The store-bought flour tortillas ranged in price from $1.19 a dozen to $1.85 a dozen. The Vons, Mission, Guerrero, and La Fe all had similar textures, tastes, and smells. All were acceptable. The Henry’s, however, had a decent taste, but were dry, crumbly, and too thick. Henry’s also carried a flour tortilla made with lard by Miguel Gonzales ($1.09 a dozen). I had hoped that it would be the king of flavor in the store-bought court. I was disappointed to find it was dry, despite its heavy animal-fat taste, and had a bitter edge.

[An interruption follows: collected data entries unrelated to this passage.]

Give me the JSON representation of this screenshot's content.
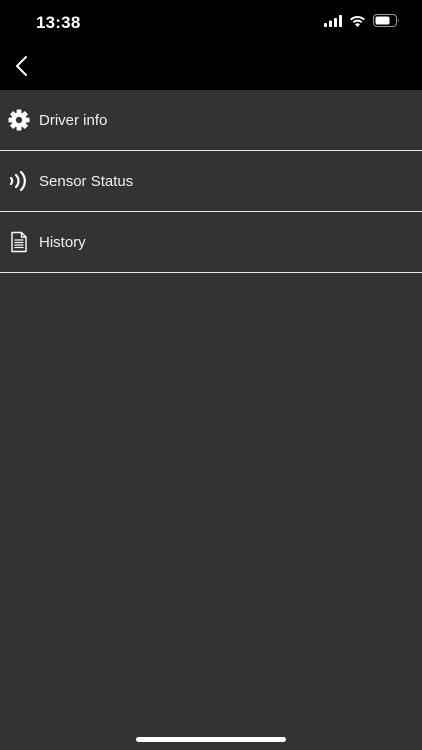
{
  "status_bar": {
    "time": "13:38",
    "icons": [
      "cellular-signal-icon",
      "wifi-icon",
      "battery-icon"
    ]
  },
  "nav": {
    "back_icon": "chevron-left-icon"
  },
  "menu": {
    "items": [
      {
        "label": "Driver info",
        "icon": "gear-icon"
      },
      {
        "label": "Sensor Status",
        "icon": "signal-waves-icon"
      },
      {
        "label": "History",
        "icon": "document-icon"
      }
    ]
  },
  "colors": {
    "background": "#333333",
    "bar_background": "#000000",
    "text": "#ffffff",
    "divider": "#e6e6e6"
  }
}
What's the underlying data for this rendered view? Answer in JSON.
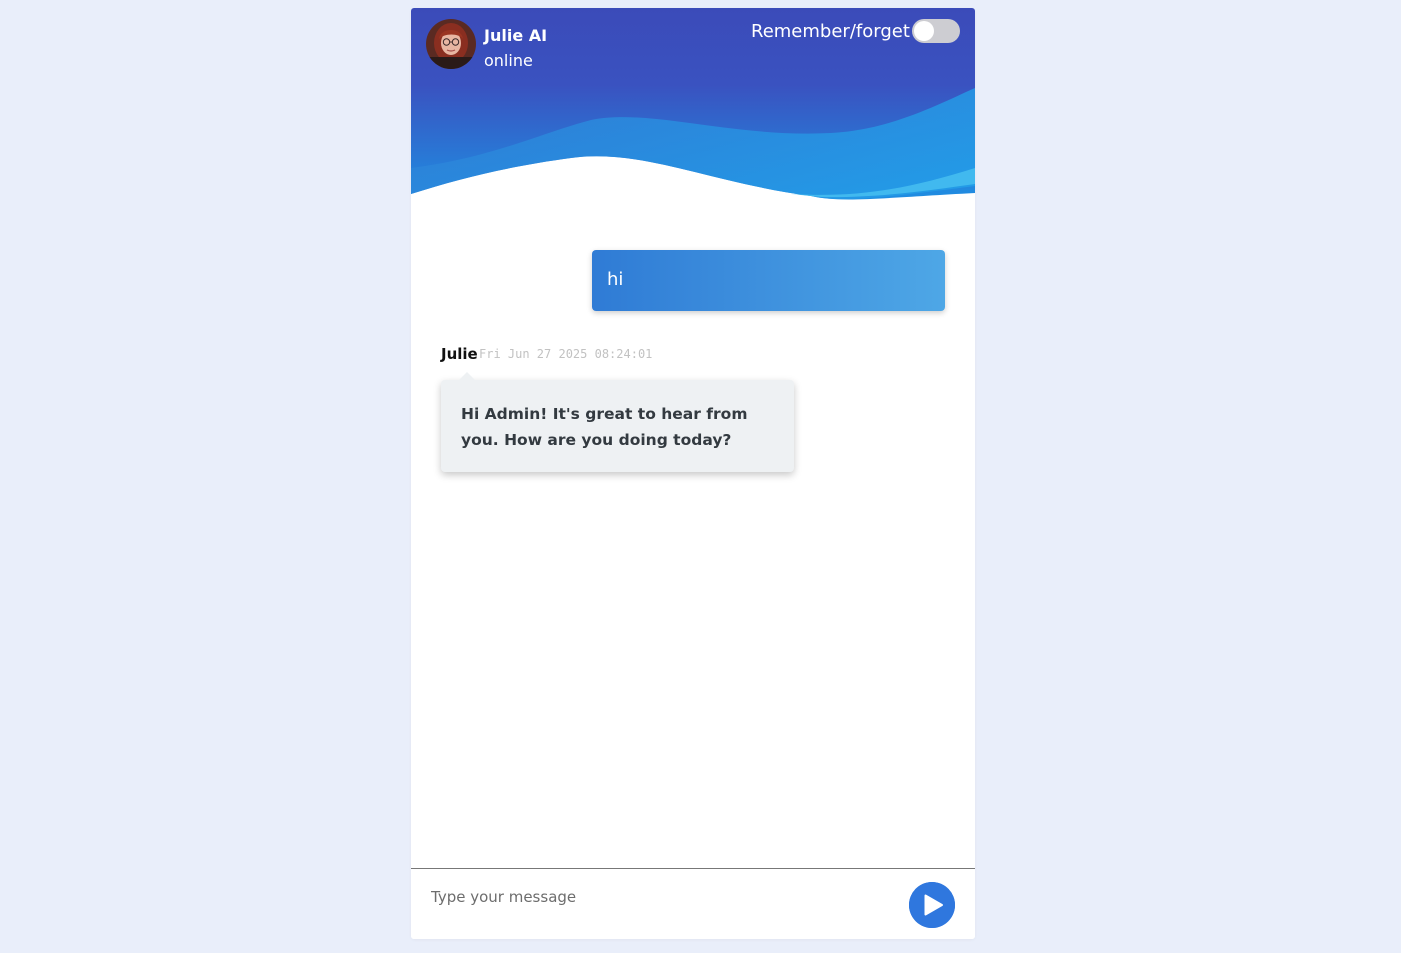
{
  "header": {
    "bot_name": "Julie AI",
    "status": "online",
    "memory_toggle_label": "Remember/forget",
    "memory_toggle_on": false
  },
  "messages": [
    {
      "role": "user",
      "text": "hi"
    },
    {
      "role": "bot",
      "sender": "Julie",
      "timestamp": "Fri Jun 27 2025 08:24:01",
      "text": "Hi Admin! It's great to hear from you. How are you doing today?"
    }
  ],
  "composer": {
    "placeholder": "Type your message",
    "value": "",
    "send_icon": "play-icon"
  },
  "colors": {
    "page_bg": "#e9eefa",
    "header_top": "#3b4bb9",
    "header_wave": "#1e98e6",
    "user_bubble_start": "#2f7bd5",
    "user_bubble_end": "#4ea7e6",
    "bot_bubble": "#eef1f3",
    "send_button": "#2f77de"
  }
}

I decided to call Circle Foods, which produced our favorite fresh flour tortilla. Gus Franco told me that he had 32 different recipes for tortillas, to meet different customers’ requirements. “Some like it made with lard, for taste reasons, but those tortillas can be heavily saturated with fat. Most go with canola oil, because the taste is still very good and it is healthier for you. We mainly distribute to restaurants, but you can buy them retail at Costco [two dozen for $1.89, under the Porkyland label]. A flour tortilla consists of flour, water, oil, and then a leavening agent, like baking soda, and salt. We make different tortillas with lard, canola oil, or soybean oil, and then we have them either hand-stretched or machine -pressed.

“All the tortillas start off as dough balls. For the hand-stretched, the dough ball goes onto a roller plate, which flattens it into a semi-oval shape — not quite round. It then slides off onto a hot plate. At this point, two girls grab it and finish stretching it into a round. For the press, again, it starts as a dough ball. It is fed into a press, which forms it into a round.” Like the corn tortillas, they are then baked in a three-tiered oven with different temperature settings, ranging between 300 and 600 degrees, for 25 to 30 seconds.

What’s the difference? “A hand-stretched tortilla is basically a table tortilla that you serve on the side. But if you’re making something like a burrito, with a lot of juice, you want a plate-pressed tortilla. It’s more resilient and less likely to tear on you.”

Later that evening, I prepared chicken enchiladas with fresh corn tortillas from Gabriel’s and El Indio. The corn smell engulfed the kitchen as the tortillas sizzled in the oiled skillet. Patrick, anxious to sink his teeth into one, badgered me to know when they would be ready. After supper was finished, we agreed that the dish was substantially better than it has been in times past, when I had used grocery-store tortillas. The fresh tortillas seemed much more present amid the sauce and chicken. I have been converted; I will never go back to grocery-store tortillas.